Mais c'était déjà trop tard. L'ensemble de la famille Crevola, réunit pour le repas de noël, s'était mise à parler comme un seul homme, exprimant ainsi un élan de bonheur partagé. Théo et Daria se sourirent en coin, ce qui calma en partie l'assemblée.

« Maman, tu as carte blanche pour nous organiser ça entre mai et début août. Tu invites qui tu veux » Continua-t-elle alors que sa mère avait commencé à protester « Tu l'organises comme tu veux. Donnes nous juste la date et on se chargera de nos tenues et de nos témoins ».

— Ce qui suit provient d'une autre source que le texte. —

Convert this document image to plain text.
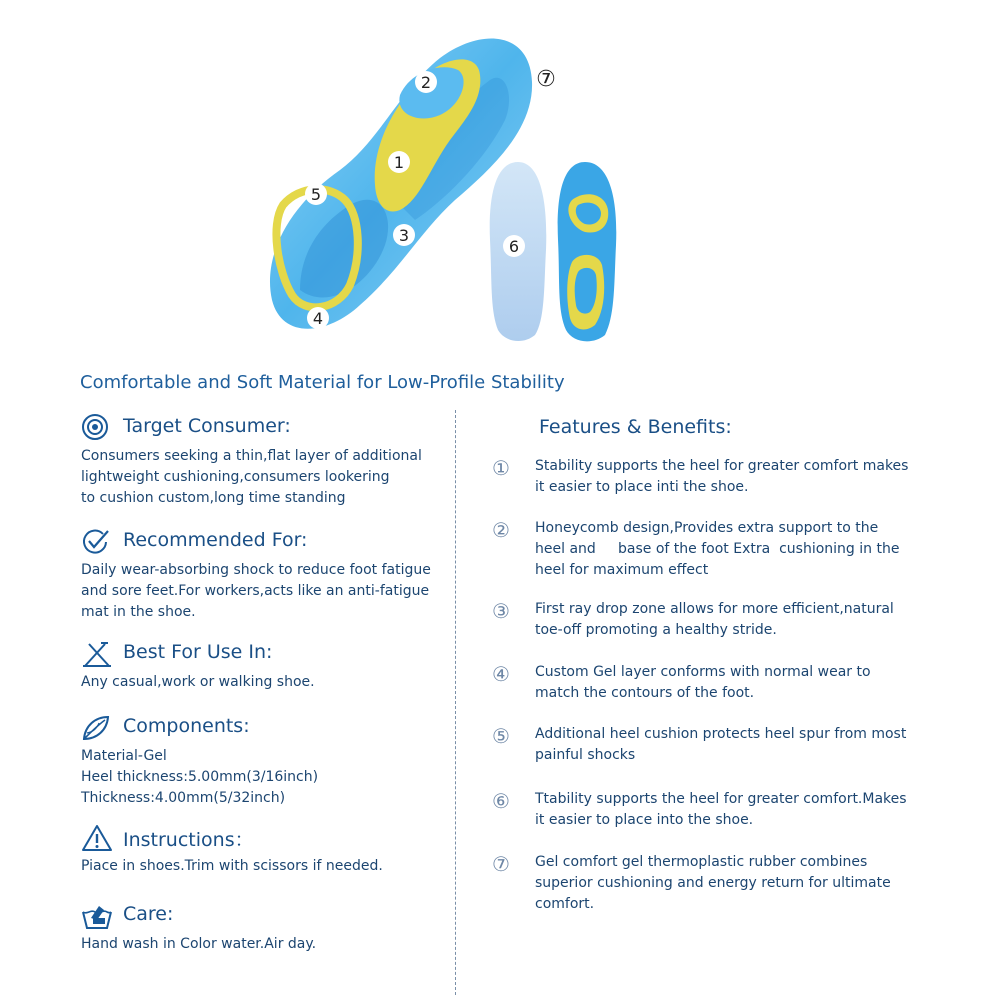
1
2
3
4
5
⑦
6
Comfortable and Soft Material for Low-Profile Stability
Target Consumer:
Consumers seeking a thin,flat layer of additional
lightweight cushioning,consumers lookering
to cushion custom,long time standing
Recommended For:
Daily wear-absorbing shock to reduce foot fatigue
and sore feet.For workers,acts like an anti-fatigue
mat in the shoe.
Best For Use In:
Any casual,work or walking shoe.
Components:
Material-Gel
Heel thickness:5.00mm(3/16inch)
Thickness:4.00mm(5/32inch)
Instructions：
Piace in shoes.Trim with scissors if needed.
Care:
Hand wash in Color water.Air day.
Features & Benefits:
①	Stability supports the heel for greater comfort makes
it easier to place inti the shoe.
②	Honeycomb design,Provides extra support to the
heel and     base of the foot Extra  cushioning in the
heel for maximum effect
③	First ray drop zone allows for more efficient,natural
toe-off promoting a healthy stride.
④	Custom Gel layer conforms with normal wear to
match the contours of the foot.
⑤	Additional heel cushion protects heel spur from most
painful shocks
⑥	Ttability supports the heel for greater comfort.Makes
it easier to place into the shoe.
⑦	Gel comfort gel thermoplastic rubber combines
superior cushioning and energy return for ultimate
comfort.
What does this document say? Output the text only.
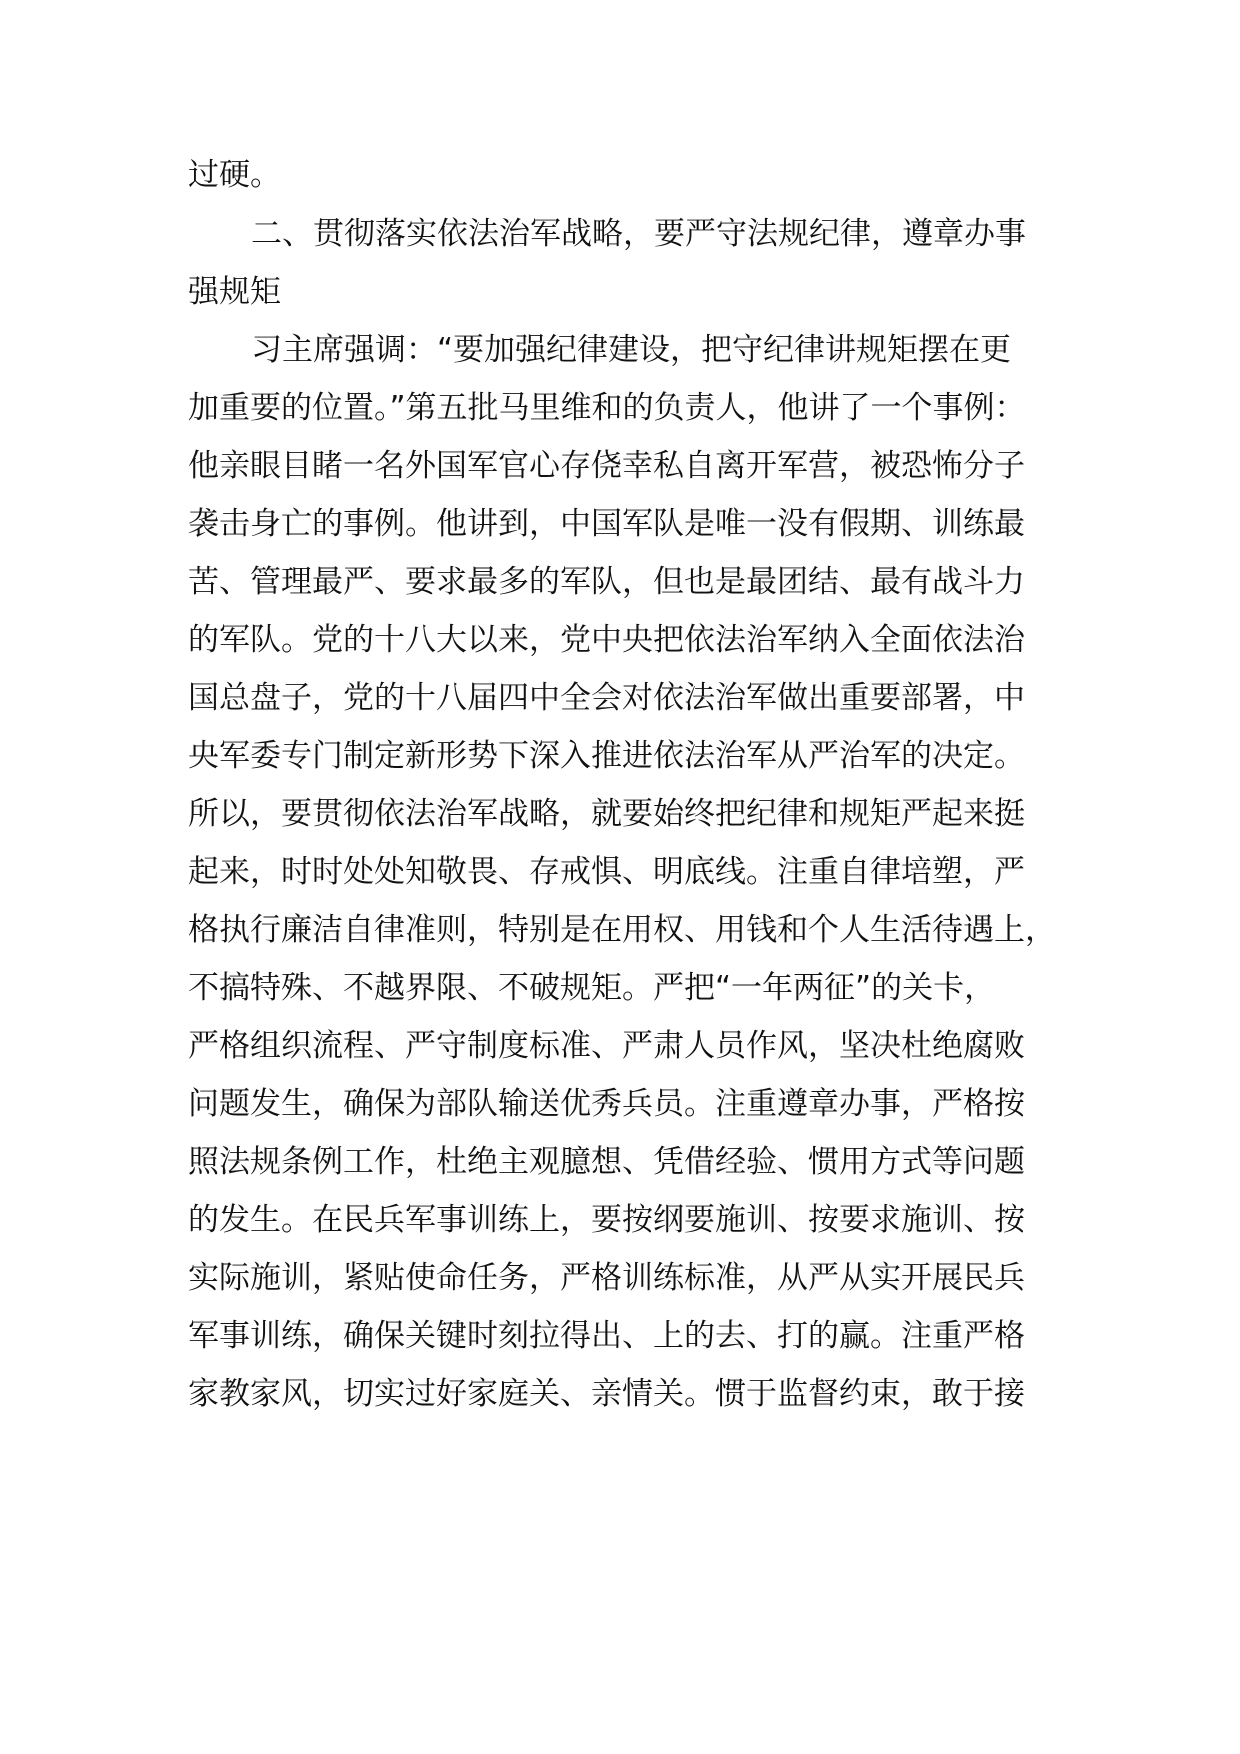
过硬。
二、贯彻落实依法治军战略，要严守法规纪律，遵章办事
强规矩
习主席强调：“要加强纪律建设，把守纪律讲规矩摆在更
加重要的位置。”第五批马里维和的负责人，他讲了一个事例：
他亲眼目睹一名外国军官心存侥幸私自离开军营，被恐怖分子
袭击身亡的事例。他讲到，中国军队是唯一没有假期、训练最
苦、管理最严、要求最多的军队，但也是最团结、最有战斗力
的军队。党的十八大以来，党中央把依法治军纳入全面依法治
国总盘子，党的十八届四中全会对依法治军做出重要部署，中
央军委专门制定新形势下深入推进依法治军从严治军的决定。
所以，要贯彻依法治军战略，就要始终把纪律和规矩严起来挺
起来，时时处处知敬畏、存戒惧、明底线。注重自律培塑，严
格执行廉洁自律准则，特别是在用权、用钱和个人生活待遇上，
不搞特殊、不越界限、不破规矩。严把“一年两征”的关卡，
严格组织流程、严守制度标准、严肃人员作风，坚决杜绝腐败
问题发生，确保为部队输送优秀兵员。注重遵章办事，严格按
照法规条例工作，杜绝主观臆想、凭借经验、惯用方式等问题
的发生。在民兵军事训练上，要按纲要施训、按要求施训、按
实际施训，紧贴使命任务，严格训练标准，从严从实开展民兵
军事训练，确保关键时刻拉得出、上的去、打的赢。注重严格
家教家风，切实过好家庭关、亲情关。惯于监督约束，敢于接
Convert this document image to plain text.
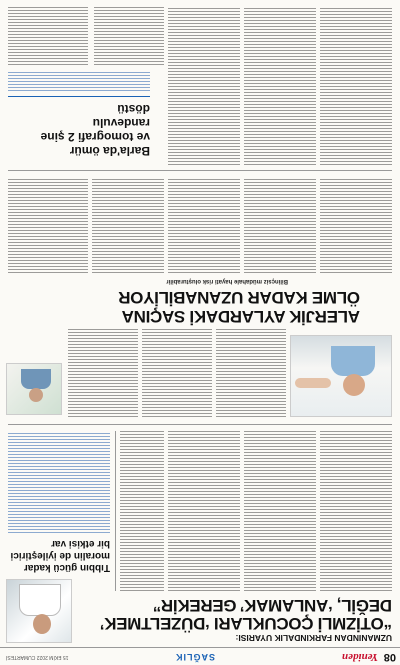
08
Yeniden
SAĞLIK
15 EKİM 2022 CUMARTESİ
UZMANINDAN FARKINDALIK UYARISI:
“OTİZMLİ ÇOCUKLARI ‘DÜZELTMEK’
DEĞİL, ‘ANLAMAK’ GEREKİR”
Tıbbın gücü kadar
moralin de iyileştirici
bir etkisi var
ALERJİK AYLARDAKİ SAÇINA
ÖLME KADAR UZANABİLİYOR
Bilinçsiz müdahale hayati risk oluşturabilir
Barla'da ömür
ve tomografi 2 şine
randevulu
döstü
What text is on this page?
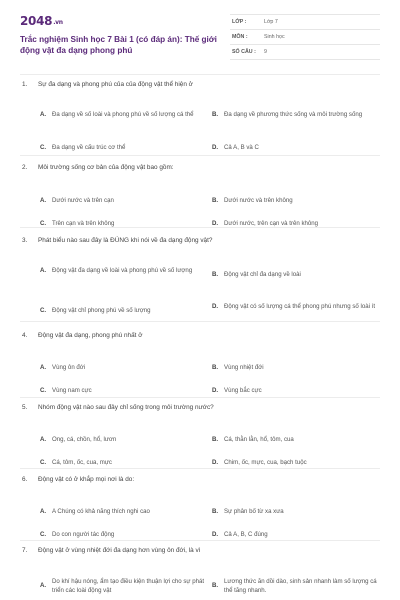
2048.vn
Trắc nghiệm Sinh học 7 Bài 1 (có đáp án): Thế giới động vật đa dạng phong phú
LỚP :	Lớp 7
MÔN :	Sinh học
SỐ CÂU :	9
1. Sự đa dạng và phong phú của của động vật thể hiện ở
A. Đa dạng về số loài và phong phú về số lượng cá thể	B. Đa dạng về phương thức sống và môi trường sống
C. Đa dạng về cấu trúc cơ thể	D. Cả A, B và C
2. Môi trường sống cơ bản của động vật bao gồm:
A. Dưới nước và trên cạn	B. Dưới nước và trên không
C. Trên cạn và trên không	D. Dưới nước, trên cạn và trên không
3. Phát biểu nào sau đây là ĐÚNG khi nói về đa dạng động vật?
A. Động vật đa dạng về loài và phong phú về số lượng
B. Động vật chỉ đa dạng về loài
C. Động vật chỉ phong phú về số lượng
D. Động vật có số lượng cá thể phong phú nhưng số loài ít
4. Động vật đa dạng, phong phú nhất ở
A. Vùng ôn đới	B. Vùng nhiệt đới
C. Vùng nam cực	D. Vùng bắc cực
5. Nhóm động vật nào sau đây chỉ sống trong môi trường nước?
A. Ong, cá, chồn, hổ, lươn	B. Cá, thằn lằn, hổ, tôm, cua
C. Cá, tôm, ốc, cua, mực	D. Chim, ốc, mực, cua, bạch tuộc
6. Động vật có ở khắp mọi nơi là do:
A. A Chúng có khả năng thích nghi cao	B. Sự phân bố từ xa xưa
C. Do con người tác động	D. Cả A, B, C đúng
7. Động vật ở vùng nhiệt đới đa dạng hơn vùng ôn đới, là vì
A.
Do khí hậu nóng, ẩm tạo điều kiện thuận lợi cho sự phát triển các loài động vật
B.
Lương thức ăn dồi dào, sinh sản nhanh làm số lượng cá thể tăng nhanh.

« Mais... C'est votre mariage » Protesta enfin librement Maria.

« Non, maman, tu es celle qui veut qu'on se marie. Fais-toi plaisir ».

« Pourquoi jusqu'à début août ? » Demanda alors Alessandro, d'un air suspicieux.

Maintenant qu'ils se voyaient plus, Alessandro avait le don de percer plus que rapidement sa sœur à jour.

« Nous partons vivre un an en France » Informa-t-elle alors l'ensemble de sa famille « Nous partirons fin août ».

Cette fois, ce fut une vague de protestation qui envahit le salon. Théo et Daria y restèrent hermétiques. Ils avaient pris leur décision, et après tout, ce n'était qu'un an. Ils furent tout de même surpris lorsque Maria se leva pour les serrer, chacun à leur tour dans ses bras, leur disant combien elle était heureuse à l'idée de les marier et qu'elle espérait que cette année passerait au plus vite.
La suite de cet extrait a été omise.